7Action of Glucocorticoid(GC)

  • General mechanisms: (genomic effects) - hours to day
    • GC freely diffuse into cell after dissociated w/ binding globulin.
    • bind to receptor complex and free GR from hsp90
    • activated receptor (GR+glucocorticoid) goes into nucleus, dimerize, and act as a transcription factor or suppress transcription
    • they can also modulate other transcription factors (indirectly affect transcription of some genes)
  • Nongenomic but membrane mediated effects - seconds to minutes
    • seen in rapid action potential, channel modification, entrance of Ca+
  • Access of glucocorticoid to brain sites and GC receptors is regulated by 3 factors:
    • CBG (corticosteroid binding globulin): act as buffer. it cannot bind synthetic dexamethasone though.
    • Multiple drug resistance P-glycoprotein(MDRpG): gating protein. actively transport steroids nad synthetic steroid such asdexamethasone out of brain at the site of BBB (blood brain barrier).
      • retards entry of cortisol (rodent glucocorticoid) into the brain in rodents
      • found in circumventricular region, epithelial cells.
      • doesn't affect corticosterone (human glucocorticoid), which passes BBB readily.
    • Metabolism by 11HSD-1: converts corticosterone (inactive) back to parent steroid (glucocorticoids), so reactivate the steroid.
      • 11bHSD2 does the opposite: it converts active steorid to inert steroid

  • Mechanism of how GC inhibits CRF neuron:

    • GC enters CRF and act via GR to produces CB (cannabinoid)
    • CB inhibits glutamate neuron and stimulates GABA neuron act those neurons' presynaptic terminals
    • by taking out the stimulatory and increase inhibitory signals to CRF neurons, CB inhibits CRF neuron.
    • this is a fast feedback action of GC on PVN CRF neurons

  • GC effects on neuronal morphology and firing

    • on hippocampal granule neurons:
      • ADX mice's neurons have less dendrites.
      • ADX mice administered with GC : neurons have more dendrites.
      • Effects are opposite on hippocampal paramedial cells.
  • High GC level leads to neural damage
    • mediated via increased level of glutamate.
    • APV , a NMDA receptor agonist, can alleviate neural damage under high level of GC.

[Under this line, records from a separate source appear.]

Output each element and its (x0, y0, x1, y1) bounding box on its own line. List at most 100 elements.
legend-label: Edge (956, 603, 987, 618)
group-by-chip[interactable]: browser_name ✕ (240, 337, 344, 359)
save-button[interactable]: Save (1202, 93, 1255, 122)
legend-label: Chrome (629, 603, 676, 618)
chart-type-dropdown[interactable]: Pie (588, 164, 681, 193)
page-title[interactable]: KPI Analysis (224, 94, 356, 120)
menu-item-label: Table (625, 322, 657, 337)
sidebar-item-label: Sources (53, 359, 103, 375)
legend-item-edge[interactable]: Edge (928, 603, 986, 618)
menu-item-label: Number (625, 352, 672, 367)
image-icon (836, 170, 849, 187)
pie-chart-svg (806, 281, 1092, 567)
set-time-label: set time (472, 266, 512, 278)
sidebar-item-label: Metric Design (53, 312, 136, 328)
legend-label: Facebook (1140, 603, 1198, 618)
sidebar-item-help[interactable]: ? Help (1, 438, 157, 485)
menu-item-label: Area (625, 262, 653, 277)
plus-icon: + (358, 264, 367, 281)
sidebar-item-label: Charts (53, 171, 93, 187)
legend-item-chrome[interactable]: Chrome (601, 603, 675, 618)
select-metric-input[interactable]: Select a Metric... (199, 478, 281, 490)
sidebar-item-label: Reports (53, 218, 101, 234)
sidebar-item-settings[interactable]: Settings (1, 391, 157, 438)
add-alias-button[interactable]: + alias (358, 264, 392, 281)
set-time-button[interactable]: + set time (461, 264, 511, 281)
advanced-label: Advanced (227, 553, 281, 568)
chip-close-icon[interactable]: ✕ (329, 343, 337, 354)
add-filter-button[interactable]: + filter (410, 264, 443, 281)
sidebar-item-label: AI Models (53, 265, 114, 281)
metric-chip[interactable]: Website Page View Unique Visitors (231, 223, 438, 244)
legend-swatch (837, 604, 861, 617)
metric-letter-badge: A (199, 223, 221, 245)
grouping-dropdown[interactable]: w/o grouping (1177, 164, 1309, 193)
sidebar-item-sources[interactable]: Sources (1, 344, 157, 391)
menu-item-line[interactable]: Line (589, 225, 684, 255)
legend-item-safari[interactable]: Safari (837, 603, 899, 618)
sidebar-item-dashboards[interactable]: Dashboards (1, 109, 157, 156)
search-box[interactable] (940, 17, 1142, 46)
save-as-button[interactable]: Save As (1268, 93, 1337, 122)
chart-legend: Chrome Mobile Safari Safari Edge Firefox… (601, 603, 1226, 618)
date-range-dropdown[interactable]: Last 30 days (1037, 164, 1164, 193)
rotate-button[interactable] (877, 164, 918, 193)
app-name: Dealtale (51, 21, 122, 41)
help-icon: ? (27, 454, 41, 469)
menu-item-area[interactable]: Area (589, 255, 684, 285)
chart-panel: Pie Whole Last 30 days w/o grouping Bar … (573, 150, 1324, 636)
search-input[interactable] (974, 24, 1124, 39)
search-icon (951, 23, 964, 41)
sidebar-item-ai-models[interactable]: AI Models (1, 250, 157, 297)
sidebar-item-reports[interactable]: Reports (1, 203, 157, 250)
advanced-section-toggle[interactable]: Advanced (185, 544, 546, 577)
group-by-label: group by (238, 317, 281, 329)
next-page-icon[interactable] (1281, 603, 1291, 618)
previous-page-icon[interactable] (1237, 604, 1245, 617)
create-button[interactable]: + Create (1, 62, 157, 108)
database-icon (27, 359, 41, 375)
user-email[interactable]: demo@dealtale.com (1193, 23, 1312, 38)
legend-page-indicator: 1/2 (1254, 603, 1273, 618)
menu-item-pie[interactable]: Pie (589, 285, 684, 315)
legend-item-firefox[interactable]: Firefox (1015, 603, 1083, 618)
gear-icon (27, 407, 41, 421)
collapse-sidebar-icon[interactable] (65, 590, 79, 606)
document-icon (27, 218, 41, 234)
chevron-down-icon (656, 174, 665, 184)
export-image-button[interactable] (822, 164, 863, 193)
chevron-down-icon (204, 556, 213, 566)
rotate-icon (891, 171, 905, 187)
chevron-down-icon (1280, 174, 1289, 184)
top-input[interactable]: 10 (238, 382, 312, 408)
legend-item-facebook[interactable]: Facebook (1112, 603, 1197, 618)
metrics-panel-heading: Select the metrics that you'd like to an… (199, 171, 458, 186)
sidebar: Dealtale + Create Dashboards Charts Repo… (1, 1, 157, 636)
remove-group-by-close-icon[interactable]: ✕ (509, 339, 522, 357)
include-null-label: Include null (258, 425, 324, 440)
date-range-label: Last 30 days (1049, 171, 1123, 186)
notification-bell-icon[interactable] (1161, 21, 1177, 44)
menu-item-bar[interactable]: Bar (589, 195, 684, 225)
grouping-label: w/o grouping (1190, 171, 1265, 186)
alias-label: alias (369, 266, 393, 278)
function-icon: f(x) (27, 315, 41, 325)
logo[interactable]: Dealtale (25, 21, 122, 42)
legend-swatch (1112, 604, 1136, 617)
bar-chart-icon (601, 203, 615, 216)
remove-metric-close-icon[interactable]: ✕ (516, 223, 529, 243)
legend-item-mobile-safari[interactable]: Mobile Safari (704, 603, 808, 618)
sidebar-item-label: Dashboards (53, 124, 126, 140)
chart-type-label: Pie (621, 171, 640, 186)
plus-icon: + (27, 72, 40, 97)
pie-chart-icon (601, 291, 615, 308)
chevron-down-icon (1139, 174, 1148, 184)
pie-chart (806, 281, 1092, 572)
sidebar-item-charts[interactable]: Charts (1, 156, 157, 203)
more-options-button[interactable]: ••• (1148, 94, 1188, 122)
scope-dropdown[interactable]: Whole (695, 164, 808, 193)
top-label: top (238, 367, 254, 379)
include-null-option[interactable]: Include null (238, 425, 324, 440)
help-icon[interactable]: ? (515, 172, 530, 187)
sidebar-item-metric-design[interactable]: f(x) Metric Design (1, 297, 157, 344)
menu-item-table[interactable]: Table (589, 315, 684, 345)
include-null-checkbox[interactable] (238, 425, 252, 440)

8preventions of negative impact of high GC level

  • patients at the event of stroke often has high glucocorticoid, which leads to neuronal damage.
  • Gene delivery approaches:
    • overexpress 1BHSD2: turn corticosterone into 11-dehydro-corticosterone (inactive)
    • transfect cells with inactive GRb : receptor for corticosterone that does nothing.
    • divert functions by putting estrogen (which binds to GR) so instead of glucocorticoid action we have estrogen action.
    • expression of BDNF: brain-derived neurotrophic factor. decrease cell death in presence of kainic acid and corticosterone.

9level of GC

  • diurnal rhythm in adrenocortical system:
    • fasted state: glucocorticoids are rising to prepare for food ingestion :catabolic
    • Basal/fed state: glucocoritcoids are lowest. digestive system, glycogen storage, insulin, protein synthesis, increase. (anabolic)
    • stressed (like fasted state): cataboilc
      • high corticosteroid,
      • down: protein sysntehsis + insulin, glucose uptake
      • up: protein breakdown, lipolysis, gluconeogenesis (--> could lead to diabete)
  • 11BHSD1: reactivate inert cortisone to cortisol
    • high in visceral adipose tissue and some brain reason :
      • so visceral fat is dangerous. fat people can easily get diabete.
      • subcutaneous fat doesn't do that.
    • if we could inhibit 11BHSD1 specifically in adipose tissue that would be great!